Dengan melihat beberapa perkembangan besar di bidang AI dan NLP dalam dekade terakhir, kita dapat melihat bagaimana ChatGPT “berdiri di atas bahu para raksasa”. Model sebelumnya pertama kali belajar mengidentifikasi arti kata. Kemudian model selanjutnya menggabungkan kata-kata ini dan kami dapat melatihnya untuk melakukan tugas seperti penerjemahan. Begitu mereka dapat memproses kalimat, kami mengembangkan teknik yang memungkinkan model bahasa ini memproses lebih banyak teks dan mengembangkan kemampuan untuk menerapkan pembelajaran ini pada tugas-tugas baru dan tak terduga. Lalu, dengan ChatGPT kami akhirnya mengembangkan kemampuan untuk berinteraksi lebih baik dengan model ini dengan menentukan instruksi kami dalam format bahasa alami.
“Karena bahasa adalah sarana pemikiran kita, akankah mengajarkan komputer tentang kekuatan penuh bahasa akan menghasilkan kecerdasan buatan yang mandiri?”
Namun, evolusi NLP mengungkap keajaiban yang lebih dalam yang biasanya kita buta – keajaiban bahasa itu sendiri dan cara kita, sebagai manusia, memperolehnya.
Masih banyak pertanyaan terbuka dan kontroversi tentang bagaimana anak-anak belajar bahasa. Ada juga pertanyaan tentang apakah ada struktur dasar yang sama untuk semua bahasa. Apakah manusia berevolusi untuk menggunakan bahasa atau sebaliknya?
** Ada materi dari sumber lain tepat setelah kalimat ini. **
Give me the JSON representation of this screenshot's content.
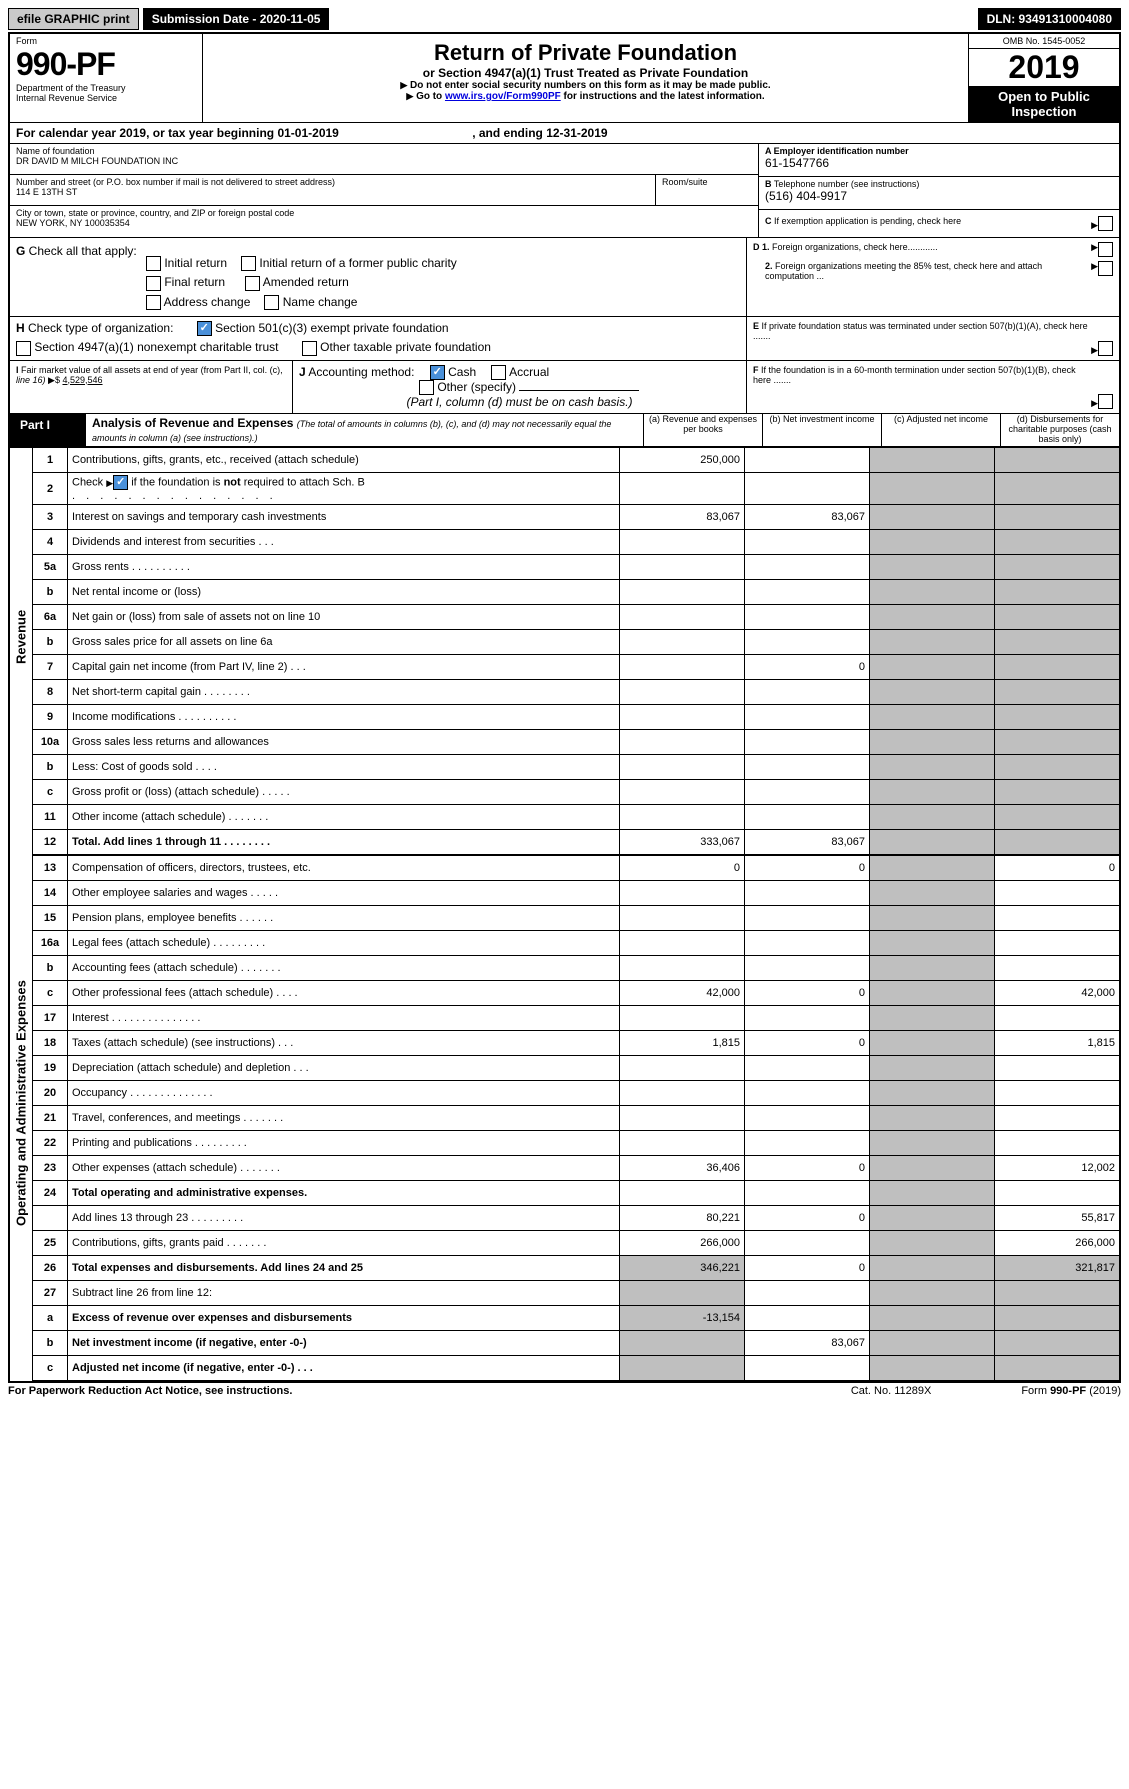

Hal yang aneh adalah, seiring ChatGPT dan turunannya meningkatkan perkembangan linguistiknya, model ini dapat membantu menjawab beberapa pertanyaan penting ini.
Terakhir, karena bahasa adalah sarana pemikiran kita, akankah mengajarkan komputer tentang kekuatan penuh bahasa akan menghasilkan kecerdasan buatan yang mandiri? Seperti biasa dalam hidup, masih banyak yang harus dipelajari.